La protagonista, Eva Harrintong, encuentra su alter ego en otro personaje, el crítico Addison de Witt, un hombre cínico y destacable al que da vida George Sanders, un columnista que la desenmascara con crueldad cuando Eva trata de reírse de él. La voz varonil del crítico se impone en un mundo de mujeres y hombres que luchan sobre las tablas. Un mundo sobre el que Margo reflexiona en la conmovedora secuencia del interior coche cuando se refiere con sinceridad al “oficio de ser mujer”, anteponiéndolo al “oficio de ser actriz”. O en esa terrible fiesta en la que confiesa su dolor por ir a cumplir cuarenta años y “estar casada con un hombre que siempre aparentará treinta y cinco”
Si Margo es capaz de perdonar- nunca del todo- a Eva es porque es la representante de una nueva clase de triunfadores nada envidiables, los desclasados sin escrúpulos, los que hacen todo por un lugar en el sol pero al final se encuentran solos, en su juego de cartas de nobles sin nobleza.
El premio, la estatuilla con la que se alza Eva al principio y al fin de la cinta, es una alegoría de cómo la moral del éxito, el deseo de obtener el triunfo a cualquier precio incluso pisando a los que se interponen en su ascensión, hacen de un corazón falsamente inocente un corazón de piedra, o de marfil. Así el triunfo profesional se convierte en una degeneración personal.
El irónico final nos deja ver que la historia va a reflejarse de nuevo ante el espejo de Mankiewicz, que estamos ante un retrato en círculo que se repite.
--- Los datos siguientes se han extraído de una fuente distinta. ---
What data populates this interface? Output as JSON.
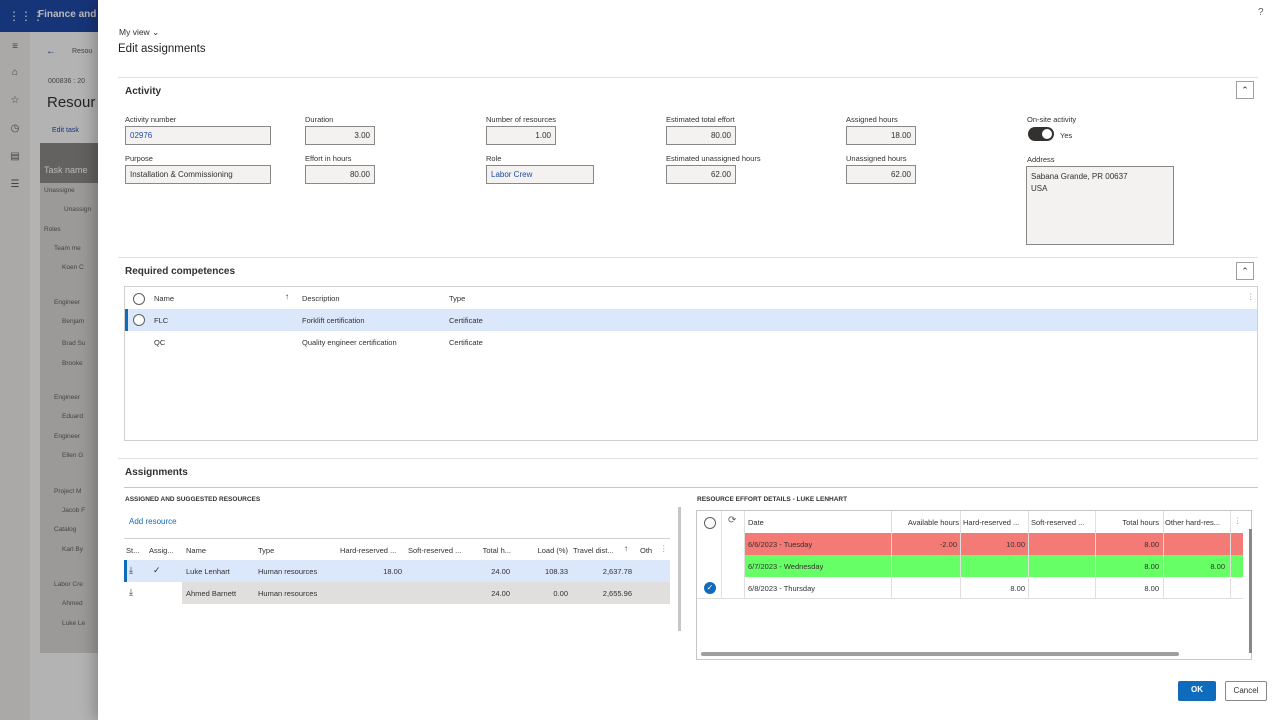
{
  "app": {
    "name": "Finance and"
  },
  "background": {
    "back_link": "Resou",
    "record_id": "000836 : 20",
    "page_title": "Resour",
    "edit_tasks": "Edit task",
    "grid_header": "Task name",
    "rows": [
      "Unassigne",
      "Unassign",
      "Roles",
      "Team me",
      "Koen C",
      "Engineer",
      "Benjam",
      "Brad Su",
      "Brooke",
      "Engineer",
      "Eduard",
      "Engineer",
      "Ellen G",
      "Project M",
      "Jacob F",
      "Catalog",
      "Karl By",
      "Labor Cre",
      "Ahmed",
      "Luke Le"
    ]
  },
  "dialog": {
    "view_selector": "My view",
    "title": "Edit assignments",
    "help_icon": "?"
  },
  "activity": {
    "section_title": "Activity",
    "activity_number_label": "Activity number",
    "activity_number": "02976",
    "duration_label": "Duration",
    "duration": "3.00",
    "num_resources_label": "Number of resources",
    "num_resources": "1.00",
    "est_total_effort_label": "Estimated total effort",
    "est_total_effort": "80.00",
    "assigned_hours_label": "Assigned hours",
    "assigned_hours": "18.00",
    "onsite_label": "On-site activity",
    "onsite_value": "Yes",
    "purpose_label": "Purpose",
    "purpose": "Installation & Commissioning",
    "effort_hours_label": "Effort in hours",
    "effort_hours": "80.00",
    "role_label": "Role",
    "role": "Labor Crew",
    "est_unassigned_label": "Estimated unassigned hours",
    "est_unassigned": "62.00",
    "unassigned_label": "Unassigned hours",
    "unassigned": "62.00",
    "address_label": "Address",
    "address_line1": "Sabana Grande, PR 00637",
    "address_line2": "USA"
  },
  "competences": {
    "section_title": "Required competences",
    "columns": {
      "name": "Name",
      "description": "Description",
      "type": "Type"
    },
    "rows": [
      {
        "name": "FLC",
        "description": "Forklift certification",
        "type": "Certificate"
      },
      {
        "name": "QC",
        "description": "Quality engineer certification",
        "type": "Certificate"
      }
    ]
  },
  "assignments": {
    "section_title": "Assignments",
    "left_title": "ASSIGNED AND SUGGESTED RESOURCES",
    "add_resource": "Add resource",
    "columns": {
      "status": "St...",
      "assigned": "Assig...",
      "name": "Name",
      "type": "Type",
      "hard_reserved": "Hard-reserved ...",
      "soft_reserved": "Soft-reserved ...",
      "total_hours": "Total h...",
      "load": "Load (%)",
      "travel": "Travel dist...",
      "other": "Oth"
    },
    "rows": [
      {
        "name": "Luke Lenhart",
        "type": "Human resources",
        "hard_reserved": "18.00",
        "soft_reserved": "",
        "total_hours": "24.00",
        "load": "108.33",
        "travel": "2,637.78"
      },
      {
        "name": "Ahmed Barnett",
        "type": "Human resources",
        "hard_reserved": "",
        "soft_reserved": "",
        "total_hours": "24.00",
        "load": "0.00",
        "travel": "2,655.96"
      }
    ],
    "right_title": "RESOURCE EFFORT DETAILS - LUKE LENHART",
    "effort_columns": {
      "date": "Date",
      "available": "Available hours",
      "hard": "Hard-reserved ...",
      "soft": "Soft-reserved ...",
      "total": "Total hours",
      "other": "Other hard-res..."
    },
    "effort_rows": [
      {
        "date": "6/6/2023 - Tuesday",
        "available": "-2.00",
        "hard": "10.00",
        "soft": "",
        "total": "8.00",
        "other": "",
        "color": "#f47a76"
      },
      {
        "date": "6/7/2023 - Wednesday",
        "available": "",
        "hard": "",
        "soft": "",
        "total": "8.00",
        "other": "8.00",
        "color": "#66ff66"
      },
      {
        "date": "6/8/2023 - Thursday",
        "available": "",
        "hard": "8.00",
        "soft": "",
        "total": "8.00",
        "other": "",
        "color": "#ffffff"
      }
    ]
  },
  "footer": {
    "ok": "OK",
    "cancel": "Cancel"
  },
  "colors": {
    "brand": "#1f4aa8",
    "accent": "#0f6cbd",
    "selected_row": "#dbe7fb",
    "over_allocated": "#f47a76",
    "available": "#66ff66"
  }
}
La ayudante, la suplente que, con menos escrúpulos aun, ya se ha inflintrado en la vida de Eva se dispone a comenzar otro proceso de vampirización. La imagen final hace elocuente el torrente de palabras incisivas y diálogos ingeniosos que aún podemos degustar con envidia. Como decía María del Mar Bonet en su canción “No hay peor amo que un esclavo con un látigo en la mano”.